There were also radical demands at the conference for the immediate beginning of an indefinite strike (from the representative of the chemical-recovery section) with the demand for the payment of unpaid wages, but they were not included in the resolution of the meeting. The representatives of the collective simultaneously expressed their distrust in the board of directors of KMK, having expressed confidence in only two candidates from the list – Yunin and Bulanov. The meeting also supported the insistent demand of the chairman of the council of veterans, Milovatskov, concerningthe preparation of documents to request thenationalisation of the combine. This was combined rather uneasily with another item of the resolution: to invite all interested firms to participate in the tender for the management of the combine (MIKOM was named separately). Finally, it was also decided to transfer 0.67% of the wages fund of the enterprise to support payments to the non- working pensioners of the combine.

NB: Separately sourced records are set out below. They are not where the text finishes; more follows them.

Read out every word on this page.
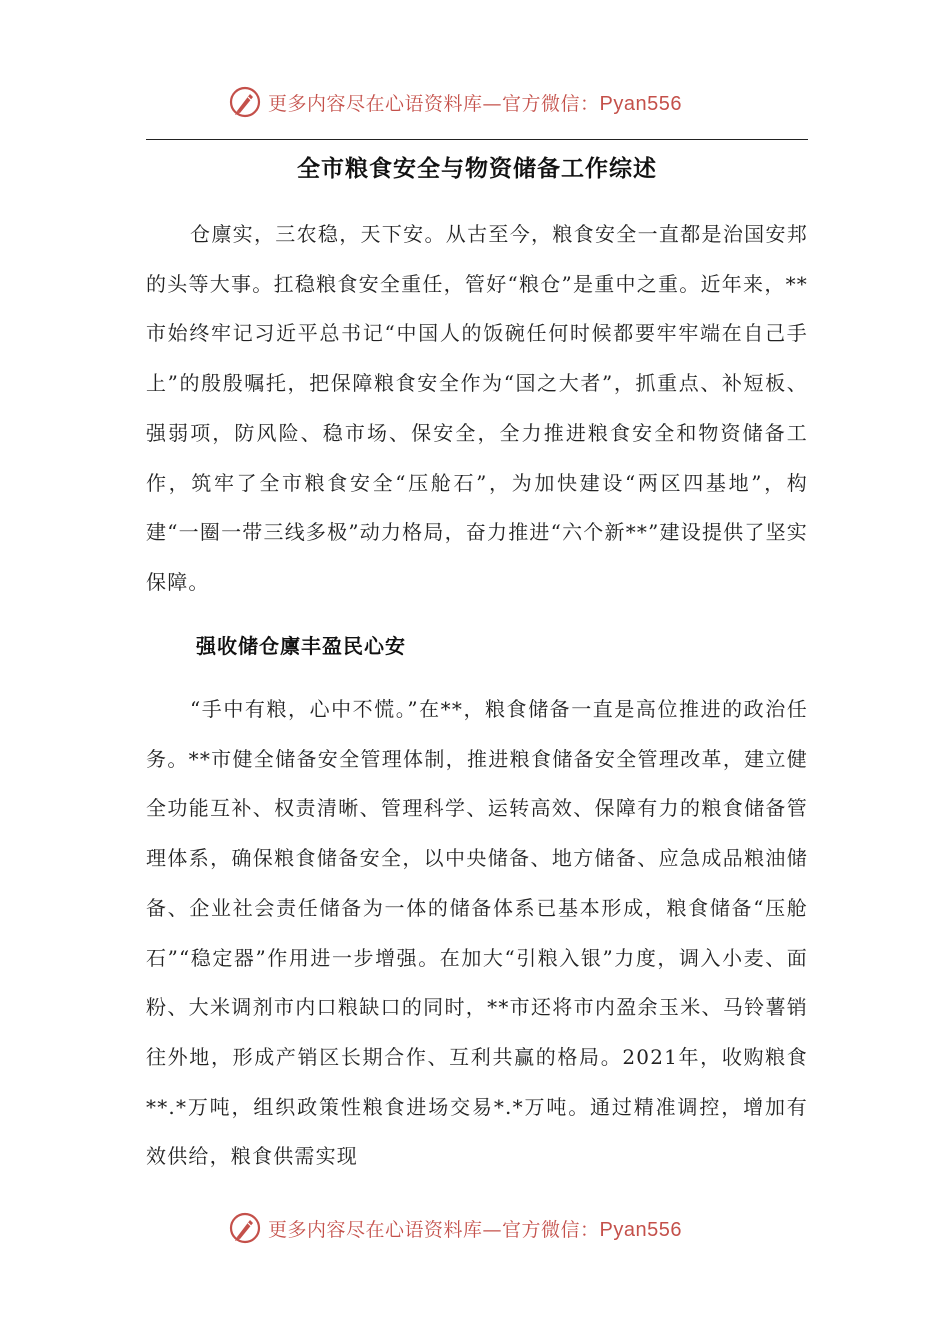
更多内容尽在心语资料库—官方微信：Pyan556
全市粮食安全与物资储备工作综述

仓廪实，三农稳，天下安。从古至今，粮食安全一直都是治国安邦的头等大事。扛稳粮食安全重任，管好“粮仓”是重中之重。近年来，**市始终牢记习近平总书记“中国人的饭碗任何时候都要牢牢端在自己手上”的殷殷嘱托，把保障粮食安全作为“国之大者”，抓重点、补短板、强弱项，防风险、稳市场、保安全，全力推进粮食安全和物资储备工作，筑牢了全市粮食安全“压舱石”，为加快建设“两区四基地”，构建“一圈一带三线多极”动力格局，奋力推进“六个新**”建设提供了坚实保障。

强收储仓廪丰盈民心安

“手中有粮，心中不慌。”在**，粮食储备一直是高位推进的政治任务。**市健全储备安全管理体制，推进粮食储备安全管理改革，建立健全功能互补、权责清晰、管理科学、运转高效、保障有力的粮食储备管理体系，确保粮食储备安全，以中央储备、地方储备、应急成品粮油储备、企业社会责任储备为一体的储备体系已基本形成，粮食储备“压舱石”“稳定器”作用进一步增强。在加大“引粮入银”力度，调入小麦、面粉、大米调剂市内口粮缺口的同时，**市还将市内盈余玉米、马铃薯销往外地，形成产销区长期合作、互利共赢的格局。2021年，收购粮食**.*万吨，组织政策性粮食进场交易*.*万吨。通过精准调控，增加有效供给，粮食供需实现

更多内容尽在心语资料库—官方微信：Pyan556
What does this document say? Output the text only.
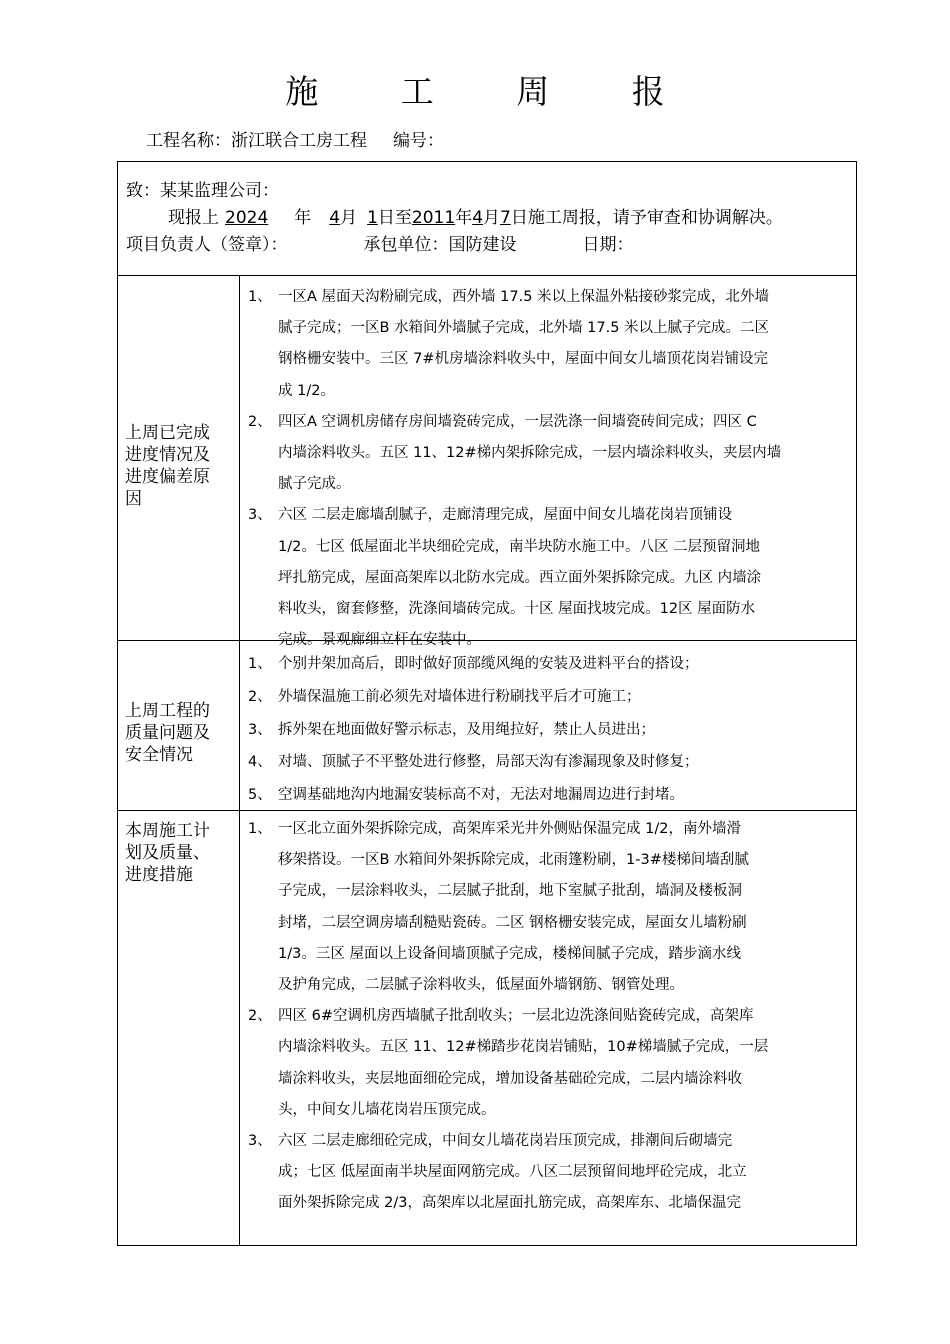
施 工 周 报
工程名称：浙江联合工房工程 编号：
致：某某监理公司：
现报上 2024 年 4月 1日至2011年4月7日施工周报，请予审查和协调解决。
项目负责人（签章）：	承包单位：国防建设	日期：
上周已完成
进度情况及
进度偏差原
因
1、 一区A 屋面天沟粉刷完成，西外墙 17.5 米以上保温外粘接砂浆完成，北外墙
腻子完成；一区B 水箱间外墙腻子完成，北外墙 17.5 米以上腻子完成。二区
钢格栅安装中。三区 7#机房墙涂料收头中，屋面中间女儿墙顶花岗岩铺设完
成 1/2。
2、 四区A 空调机房储存房间墙瓷砖完成，一层洗涤一间墙瓷砖间完成；四区 C
内墙涂料收头。五区 11、12#梯内架拆除完成，一层内墙涂料收头，夹层内墙
腻子完成。
3、 六区 二层走廊墙刮腻子，走廊清理完成，屋面中间女儿墙花岗岩顶铺设
1/2。七区 低屋面北半块细砼完成，南半块防水施工中。八区 二层预留洞地
坪扎筋完成，屋面高架库以北防水完成。西立面外架拆除完成。九区 内墙涂
料收头，窗套修整，洗涤间墙砖完成。十区 屋面找坡完成。12区 屋面防水
完成。景观廊细立杆在安装中。
上周工程的
质量问题及
安全情况
1、 个别井架加高后，即时做好顶部缆风绳的安装及进料平台的搭设；
2、 外墙保温施工前必须先对墙体进行粉刷找平后才可施工；
3、 拆外架在地面做好警示标志，及用绳拉好，禁止人员进出；
4、 对墙、顶腻子不平整处进行修整，局部天沟有渗漏现象及时修复；
5、 空调基础地沟内地漏安装标高不对，无法对地漏周边进行封堵。
本周施工计
划及质量、
进度措施
1、 一区北立面外架拆除完成，高架库采光井外侧贴保温完成 1/2，南外墙滑
移架搭设。一区B 水箱间外架拆除完成，北雨篷粉刷，1-3#楼梯间墙刮腻
子完成，一层涂料收头，二层腻子批刮，地下室腻子批刮，墙洞及楼板洞
封堵，二层空调房墙刮糙贴瓷砖。二区 钢格栅安装完成，屋面女儿墙粉刷
1/3。三区 屋面以上设备间墙顶腻子完成，楼梯间腻子完成，踏步滴水线
及护角完成，二层腻子涂料收头，低屋面外墙钢筋、钢管处理。
2、 四区 6#空调机房西墙腻子批刮收头；一层北边洗涤间贴瓷砖完成，高架库
内墙涂料收头。五区 11、12#梯踏步花岗岩铺贴，10#梯墙腻子完成，一层
墙涂料收头，夹层地面细砼完成，增加设备基础砼完成，二层内墙涂料收
头，中间女儿墙花岗岩压顶完成。
3、 六区 二层走廊细砼完成，中间女儿墙花岗岩压顶完成，排潮间后砌墙完
成；七区 低屋面南半块屋面网筋完成。八区二层预留间地坪砼完成，北立
面外架拆除完成 2/3，高架库以北屋面扎筋完成，高架库东、北墙保温完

Two weeks after the conference the Kemerovo regional arbitration court nominated MIKOM’s representative, Sergei A. Kuznetsov, to the post of temporary manager of KMK, a post that he would combine with that of general director of KMK during the period of the implementation of the bankruptcy procedures and the new temporary manager was submitted to the collective. Thus, the main requirement of MIKOM, namely the nomination of their man as temporary manager, was fulfilled. MIKOM undertook to realise its stabilisation plan and to attract the necessary financial resources. At this stage both the regional administration and the STK of KMK supported MIKOM. Within two weeks of the nomination of Kuznetsov the MIKOM group promised to pay 50 million roubles in wages and henceforth to pay them monthly.